Ma première expérience du GR34 s'est faite sur un week-end, entre le Cap Fréhel et Saint-Malo. Une boucle de deux jours, avec des nuits en gîte. La météo était capricieuse, c'est le propre de la Bretagne, mais la lumière après la pluie était magique. Le principal défi n'est pas le dénivelé, il est modeste, mais la gestion des marées pour certains passages de plage et la logistique des transports. La meilleure période s'étend d'avril à octobre. En juillet, le monde est là ; en mai, on a souvent la côte pour soi.
L'avantage du GR34, c'est sa flexibilité. Vous pouvez marcher une heure, une journée ou une semaine entière. Il y a toujours un village à proximité pour se ravitailler ou rentrer en bus. C'est la randonnée idéale pour ceux qui veulent respirer l'air marin et admirer des paysages variés sans avoir à transporter des provisions pour cinq jours. Et franchement, il n'y a pas de plus beau spectacle que celui d'un phare se découpant sur un ciel d'orage, entre deux éclaircies. C'est une marche apaisante, mais qui exige tout de même de bonnes chaussures, car le sentier peut être boueux et les chemins côtiers sont souvent exposés au vent.
Quelle randonnée choisir selon votre profil ?
Alors, comment trancher ? Tout dépend de votre expérience et de vos envies. Voici comment je vois les choses, après des années à conseiller mes lecteurs.
- Vous êtes un randonneur débutant ou vous partez en famille ? Le GR34, par tronçons courts, est votre meilleur choix. Il vous permet de profiter de paysages somptueux sans risque majeur. Choisissez un secteur entre Perros-Guirec et Trégastel, et vous serez servi.
- Vous avez une bonne condition physique et l'habitude des efforts longs ? Le Tour du Mont-Blanc est le défi idéal.
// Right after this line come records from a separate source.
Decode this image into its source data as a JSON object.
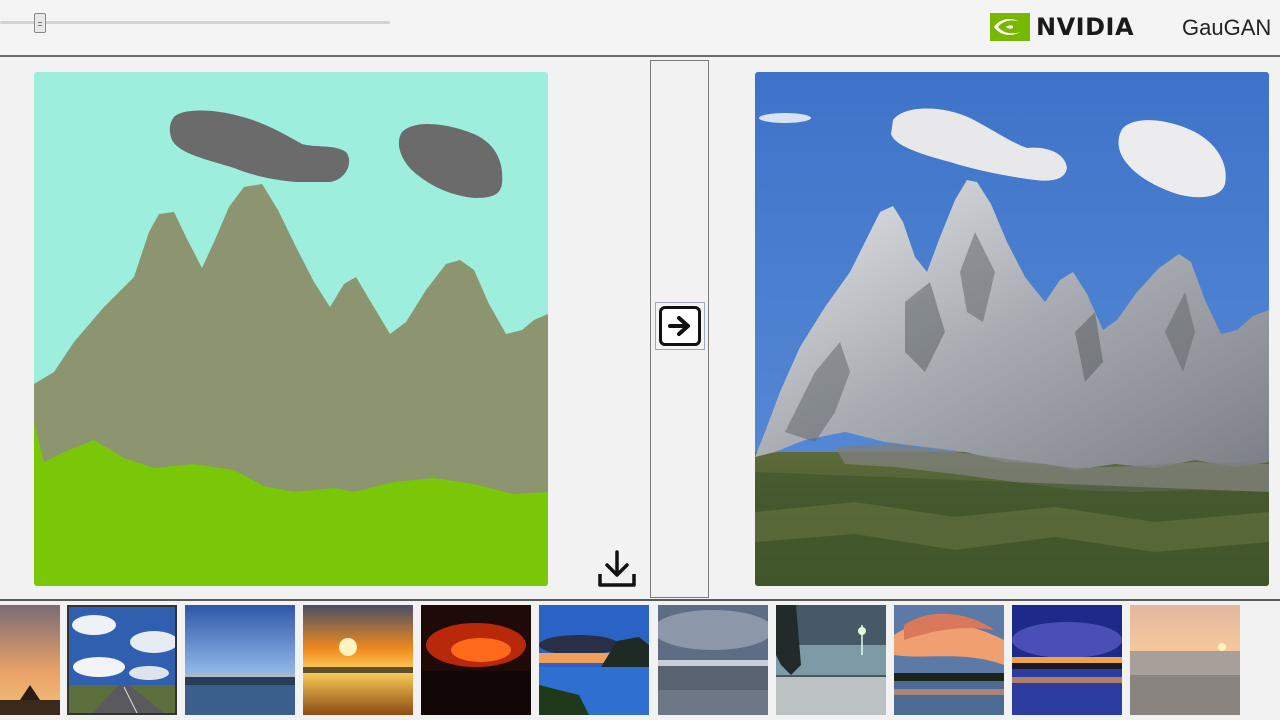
{
  "header": {
    "brush_size_slider": {
      "value_fraction": 0.1
    },
    "brand_name": "NVIDIA",
    "app_title": "GauGAN"
  },
  "icons": {
    "generate": "arrow-right-icon",
    "download": "download-icon",
    "brand": "nvidia-eye-logo"
  },
  "colors": {
    "sky_label": "#9deedc",
    "cloud_label": "#6b6b6b",
    "mountain_label": "#8c9470",
    "grass_label": "#79c707",
    "nvidia_green": "#76b900"
  },
  "thumbnails": [
    "sunset-partial",
    "road-clouds",
    "sea-dusk",
    "sunset-sea",
    "red-sunset",
    "cliff-sunset",
    "grey-sea",
    "beach-lighthouse",
    "fiery-clouds",
    "purple-city-dusk",
    "pastel-sea"
  ]
}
Il demande de l'endurance, mais reste à la portée d'un sportif régulier. Personne ne le regrette.
- Vous cherchez l'aventure brute, la difficulté technique et une vraie coupure du monde ? Le GR20 est pour vous. Mais soyez honnêtes avec vous-mêmes : c'est exigeant, physiquement et mentalement. Mieux vaut avoir déjà fait des treks d'une semaine avec des sacs lourds.
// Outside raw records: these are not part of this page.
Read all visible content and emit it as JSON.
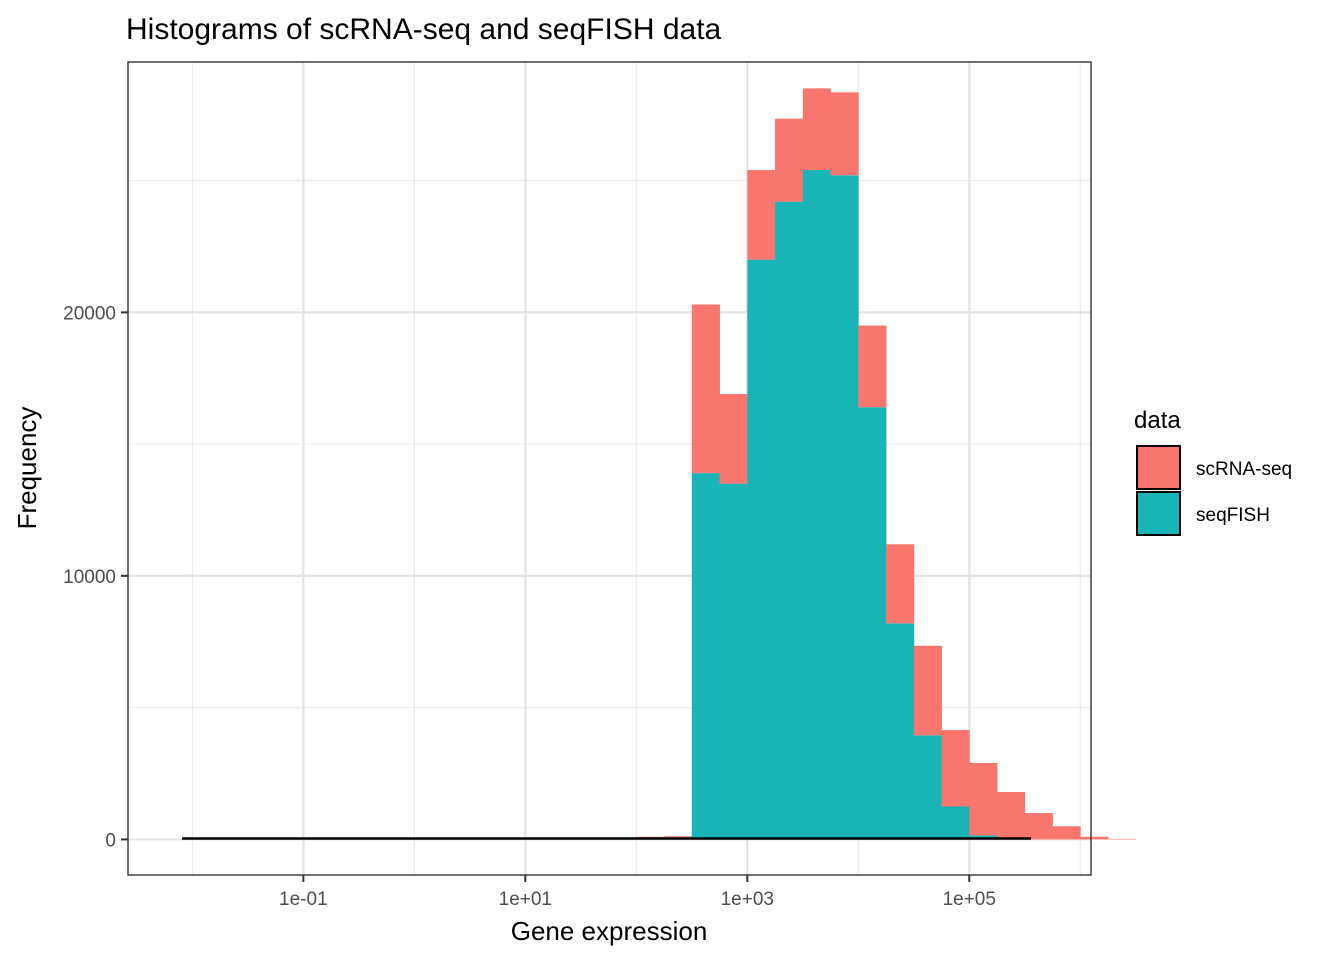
{
  "chart_data": {
    "type": "bar",
    "subtype": "stacked-histogram",
    "title": "Histograms of scRNA-seq and seqFISH data",
    "xlabel": "Gene expression",
    "ylabel": "Frequency",
    "x_scale": "log10",
    "x_ticks": [
      {
        "value": 0.1,
        "label": "1e-01"
      },
      {
        "value": 10,
        "label": "1e+01"
      },
      {
        "value": 1000,
        "label": "1e+03"
      },
      {
        "value": 100000,
        "label": "1e+05"
      }
    ],
    "y_ticks": [
      {
        "value": 0,
        "label": "0"
      },
      {
        "value": 10000,
        "label": "10000"
      },
      {
        "value": 20000,
        "label": "20000"
      }
    ],
    "xlim": [
      0.00263,
      1250000
    ],
    "ylim": [
      -1350,
      29500
    ],
    "grid": true,
    "legend": {
      "title": "data",
      "position": "right"
    },
    "bins": {
      "log10_start": -2,
      "log10_width": 0.25,
      "count": 36
    },
    "series": [
      {
        "name": "scRNA-seq",
        "color": "#F8766D",
        "values": [
          0,
          0,
          0,
          0,
          0,
          0,
          0,
          0,
          0,
          0,
          0,
          0,
          0,
          0,
          0,
          50,
          100,
          120,
          6400,
          3400,
          3400,
          3150,
          3100,
          3150,
          3100,
          3000,
          3400,
          2900,
          2750,
          1800,
          1000,
          500,
          100,
          20,
          0,
          0
        ]
      },
      {
        "name": "seqFISH",
        "color": "#19B4B7",
        "values": [
          0,
          0,
          0,
          0,
          0,
          0,
          0,
          0,
          0,
          0,
          0,
          0,
          0,
          0,
          0,
          0,
          0,
          0,
          13900,
          13500,
          22000,
          24200,
          25400,
          25200,
          16400,
          8200,
          3950,
          1250,
          150,
          0,
          0,
          0,
          0,
          0,
          0,
          0
        ]
      }
    ]
  }
}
Il existe bien sûr d'autres sentiers exceptionnels dans l'Hexagone, comme les Calanques entre Marseille et Cassis, ou le Tour du Queyras dans les Alpes du Sud, qui sont d'excellentes alternatives. Mais ces trois-là, franchement, ils sont taillés pour marquer une vie de marcheur. And the worst part ? Vous risquez d'en redemander.
La randonnée, c'est d'abord une affaire de moment. Le bon sentier au bon moment transforme une simple marche en souvenir gravé. Peu importe votre choix final, je vous souhaite une chose : que vous trouviez votre rythme, celui qui vous fait oublier le temps. Bonne route.